The best 5 values for mtry and min_n combination when grid is set to 20 is show below
rf_tune %>%
collect_metrics() %>%
filter(.metric == "roc_auc") %>%
select(mtry, min_n, mean) %>%
pivot_longer(mtry:min_n,
names_to ="parameter",
values_to = "values") %>%
ggplot(aes(values, mean, col = parameter))+
geom_point()+
facet_wrap(~parameter, scales = "free_x")

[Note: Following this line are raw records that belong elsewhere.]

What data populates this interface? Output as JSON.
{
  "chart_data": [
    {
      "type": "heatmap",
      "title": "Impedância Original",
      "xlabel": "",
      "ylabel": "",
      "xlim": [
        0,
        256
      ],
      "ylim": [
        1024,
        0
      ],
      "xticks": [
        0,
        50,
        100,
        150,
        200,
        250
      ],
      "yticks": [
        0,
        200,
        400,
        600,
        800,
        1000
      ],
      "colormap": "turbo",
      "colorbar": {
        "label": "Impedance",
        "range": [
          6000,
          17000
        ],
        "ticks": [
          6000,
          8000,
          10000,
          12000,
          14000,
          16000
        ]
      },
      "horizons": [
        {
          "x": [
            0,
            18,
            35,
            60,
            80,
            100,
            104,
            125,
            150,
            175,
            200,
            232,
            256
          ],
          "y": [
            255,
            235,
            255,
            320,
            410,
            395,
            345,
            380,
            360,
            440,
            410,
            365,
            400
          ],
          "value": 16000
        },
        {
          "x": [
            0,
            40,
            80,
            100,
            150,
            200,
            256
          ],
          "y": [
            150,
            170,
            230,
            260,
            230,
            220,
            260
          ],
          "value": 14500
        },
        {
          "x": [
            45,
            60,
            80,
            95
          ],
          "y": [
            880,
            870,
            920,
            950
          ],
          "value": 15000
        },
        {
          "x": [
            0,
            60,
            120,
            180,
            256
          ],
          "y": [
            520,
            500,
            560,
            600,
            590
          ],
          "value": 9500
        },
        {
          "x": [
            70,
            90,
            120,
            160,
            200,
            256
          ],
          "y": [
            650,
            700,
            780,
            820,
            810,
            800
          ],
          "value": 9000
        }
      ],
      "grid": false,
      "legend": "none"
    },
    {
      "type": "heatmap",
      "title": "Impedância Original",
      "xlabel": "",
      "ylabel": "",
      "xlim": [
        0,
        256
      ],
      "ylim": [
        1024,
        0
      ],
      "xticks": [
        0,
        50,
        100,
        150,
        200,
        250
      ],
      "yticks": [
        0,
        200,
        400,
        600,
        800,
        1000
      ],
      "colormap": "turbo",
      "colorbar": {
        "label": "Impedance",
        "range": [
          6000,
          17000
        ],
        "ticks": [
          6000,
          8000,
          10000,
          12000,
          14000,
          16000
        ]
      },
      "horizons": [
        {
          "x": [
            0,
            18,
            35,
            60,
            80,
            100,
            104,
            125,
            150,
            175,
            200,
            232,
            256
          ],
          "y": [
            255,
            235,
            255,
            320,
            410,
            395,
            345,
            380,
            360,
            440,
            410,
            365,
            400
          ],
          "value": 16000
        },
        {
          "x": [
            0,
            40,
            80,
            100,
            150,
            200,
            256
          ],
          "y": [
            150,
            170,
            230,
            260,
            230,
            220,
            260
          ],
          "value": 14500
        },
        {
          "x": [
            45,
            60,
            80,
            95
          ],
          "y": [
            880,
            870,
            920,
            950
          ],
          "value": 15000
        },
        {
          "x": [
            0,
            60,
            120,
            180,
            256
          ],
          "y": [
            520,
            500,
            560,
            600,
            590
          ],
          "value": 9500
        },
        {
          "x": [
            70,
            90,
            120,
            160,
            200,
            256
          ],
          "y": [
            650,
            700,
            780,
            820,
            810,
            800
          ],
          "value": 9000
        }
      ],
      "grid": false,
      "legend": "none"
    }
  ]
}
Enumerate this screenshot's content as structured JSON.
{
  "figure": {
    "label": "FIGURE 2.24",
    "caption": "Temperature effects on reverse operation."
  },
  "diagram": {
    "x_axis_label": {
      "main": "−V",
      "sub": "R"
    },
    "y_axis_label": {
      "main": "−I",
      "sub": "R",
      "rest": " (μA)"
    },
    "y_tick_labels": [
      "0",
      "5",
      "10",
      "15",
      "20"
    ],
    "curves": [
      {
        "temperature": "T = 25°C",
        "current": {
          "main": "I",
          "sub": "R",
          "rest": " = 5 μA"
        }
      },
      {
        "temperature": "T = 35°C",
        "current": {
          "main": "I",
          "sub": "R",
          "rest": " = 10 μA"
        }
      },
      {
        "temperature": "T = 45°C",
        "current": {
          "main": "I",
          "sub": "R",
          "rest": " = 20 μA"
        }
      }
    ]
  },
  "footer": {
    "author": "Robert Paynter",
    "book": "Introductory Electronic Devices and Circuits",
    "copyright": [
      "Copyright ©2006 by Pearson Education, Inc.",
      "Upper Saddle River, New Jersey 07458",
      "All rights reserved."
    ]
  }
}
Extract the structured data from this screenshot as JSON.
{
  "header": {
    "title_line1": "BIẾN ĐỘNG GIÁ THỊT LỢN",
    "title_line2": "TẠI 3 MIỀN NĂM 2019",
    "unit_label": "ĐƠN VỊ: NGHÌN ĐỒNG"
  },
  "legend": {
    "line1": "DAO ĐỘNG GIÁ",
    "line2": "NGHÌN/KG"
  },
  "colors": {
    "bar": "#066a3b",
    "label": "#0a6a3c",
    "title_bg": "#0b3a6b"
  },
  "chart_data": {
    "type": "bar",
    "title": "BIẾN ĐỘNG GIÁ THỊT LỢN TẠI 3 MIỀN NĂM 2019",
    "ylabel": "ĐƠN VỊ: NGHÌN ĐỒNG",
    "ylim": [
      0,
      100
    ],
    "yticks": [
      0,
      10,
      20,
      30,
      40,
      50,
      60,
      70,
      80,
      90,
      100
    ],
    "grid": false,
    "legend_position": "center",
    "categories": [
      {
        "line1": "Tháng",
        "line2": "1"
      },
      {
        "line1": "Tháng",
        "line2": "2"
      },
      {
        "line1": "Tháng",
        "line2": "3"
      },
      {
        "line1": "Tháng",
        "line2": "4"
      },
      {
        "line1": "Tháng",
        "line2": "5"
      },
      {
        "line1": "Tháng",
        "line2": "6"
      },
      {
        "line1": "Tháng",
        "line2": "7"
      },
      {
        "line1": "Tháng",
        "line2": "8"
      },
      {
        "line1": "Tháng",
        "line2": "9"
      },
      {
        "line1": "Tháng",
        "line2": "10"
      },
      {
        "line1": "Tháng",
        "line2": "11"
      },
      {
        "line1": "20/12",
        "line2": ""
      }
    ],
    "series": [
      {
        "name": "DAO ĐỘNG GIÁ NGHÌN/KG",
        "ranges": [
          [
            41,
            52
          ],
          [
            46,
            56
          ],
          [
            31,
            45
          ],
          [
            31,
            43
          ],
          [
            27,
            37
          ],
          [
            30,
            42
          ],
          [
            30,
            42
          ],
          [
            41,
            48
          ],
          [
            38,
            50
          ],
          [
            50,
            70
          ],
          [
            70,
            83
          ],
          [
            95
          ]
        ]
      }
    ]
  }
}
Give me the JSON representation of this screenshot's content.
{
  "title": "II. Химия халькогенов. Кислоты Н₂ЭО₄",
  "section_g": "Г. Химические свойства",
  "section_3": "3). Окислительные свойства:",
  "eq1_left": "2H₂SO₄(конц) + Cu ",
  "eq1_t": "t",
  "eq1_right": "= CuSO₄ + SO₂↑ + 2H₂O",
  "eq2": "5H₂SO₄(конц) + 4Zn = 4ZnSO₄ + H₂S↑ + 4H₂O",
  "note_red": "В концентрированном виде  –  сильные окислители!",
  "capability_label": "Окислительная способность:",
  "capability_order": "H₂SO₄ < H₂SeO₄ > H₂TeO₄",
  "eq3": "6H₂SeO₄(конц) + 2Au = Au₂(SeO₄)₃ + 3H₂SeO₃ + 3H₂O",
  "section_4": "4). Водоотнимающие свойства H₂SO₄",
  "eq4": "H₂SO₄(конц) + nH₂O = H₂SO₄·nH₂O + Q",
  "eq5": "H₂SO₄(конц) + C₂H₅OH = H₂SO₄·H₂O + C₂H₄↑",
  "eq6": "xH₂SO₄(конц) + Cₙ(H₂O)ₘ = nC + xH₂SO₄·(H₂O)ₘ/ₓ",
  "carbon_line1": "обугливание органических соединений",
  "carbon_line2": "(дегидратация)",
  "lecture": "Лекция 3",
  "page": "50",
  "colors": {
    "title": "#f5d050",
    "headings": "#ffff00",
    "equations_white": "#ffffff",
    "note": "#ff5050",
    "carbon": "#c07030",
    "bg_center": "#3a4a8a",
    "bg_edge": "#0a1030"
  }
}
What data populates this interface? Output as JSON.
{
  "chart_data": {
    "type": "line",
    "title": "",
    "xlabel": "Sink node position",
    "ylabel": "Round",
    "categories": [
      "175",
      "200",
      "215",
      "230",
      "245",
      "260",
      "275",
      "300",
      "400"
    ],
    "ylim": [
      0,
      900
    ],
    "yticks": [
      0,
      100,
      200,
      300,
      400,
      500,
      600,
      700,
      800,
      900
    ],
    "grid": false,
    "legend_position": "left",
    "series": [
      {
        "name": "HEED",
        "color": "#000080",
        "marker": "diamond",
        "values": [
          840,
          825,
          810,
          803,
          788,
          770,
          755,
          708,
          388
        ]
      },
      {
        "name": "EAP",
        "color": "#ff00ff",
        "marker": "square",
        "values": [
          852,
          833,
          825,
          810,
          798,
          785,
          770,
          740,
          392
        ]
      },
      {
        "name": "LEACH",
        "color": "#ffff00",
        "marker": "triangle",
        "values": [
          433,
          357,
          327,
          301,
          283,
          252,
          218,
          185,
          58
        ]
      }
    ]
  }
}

As seen above, the best tune value is between 4 to 10 for min_n and 130 to 147 for mtry. We tune again using the combination of these values
set.seed(345)
rf_grid <- grid_regular(
mtry(range = c(130, 147)),
min_n(range = c(4, 10)),
levels = 5
)
rf_grid
rf_grid displays the number of combination of mtry and min_n to fit through to get the best roc_auc
rf_tune_grid %>%
collect_metrics() %>%
filter(.metric == "roc_auc") %>%
select(mtry, min_n, mean) %>%
mutate(min_n = factor(min_n)) %>%
ggplot(aes(mtry, mean, col = min_n))+
geom_point()+
geom_line()
knn_final_res %>%
collect_predictions() %>%
mutate(prediction = ifelse(class ==.pred_class, "correct", "wrong")) %>%
bind_cols(urban_test) %>%
ggplot(aes(ndvi, mean_g, col = prediction))+
geom_point(alpha = 0.7)
## New names:
## • `class` -> `class...13`
## • `class` -> `class...16`
rf_final_res %>%
collect_predictions() %>%
mutate(prediction= if_else(class == .pred_class, "correct", "wrong")) %>%
bind_cols(urban_test) %>%
ggplot(aes(ndvi,mean_g, color =prediction))+
geom_point(alpha = 0.7)
## New names:
## • `class` -> `class...13`
## • `class` -> `class...16`
The number of wrong prediction reduces while using randomForest
## Truth
## Prediction asphalt building car concrete grass pool shadow soil tree
## asphalt 13 1 0 0 0 0 0 0 0
## building 0 31 0 1 1 2 0 2 0
## car 0 0 11 0 0 0 0 0 0
## concrete 1 5 0 35 3 0 0 1 0
## grass 0 1 0 0 27 0 0 2 4
## pool 0 0 1 0 0 4 0 0 0
## shadow 3 0 0 0 0 0 14 0 0
## soil 0 2 2 0 1 0 0 4 0
## tree 0 0 0 0 6 0 0 0 25
## Truth
## Prediction asphalt building car concrete grass pool shadow soil tree
## asphalt 14 1 0 0 0 0 1 0 0
## building 0 35 0 2 0 0 0 2 0
## car 0 0 11 0 0 0 0 0 0
## concrete 0 3 3 34 0 0 0 0 0
## grass 0 0 0 0 33 0 0 0 2
## pool 0 0 0 0 0 6 0 0 0
## shadow 2 0 0 0 0 0 13 0 1
## soil 1 1 0 0 0 0 0 7 0
## tree 0 0 0 0 5 0 0 0 26
Both algorithms were able to produce reliable predictions for the urban class. The random forest algorithm model confusion matrix show little misclassification, better sensitivity and accuracy compared to knn algorithm model. If this is to be deployed into production the randomForest model should be choosen.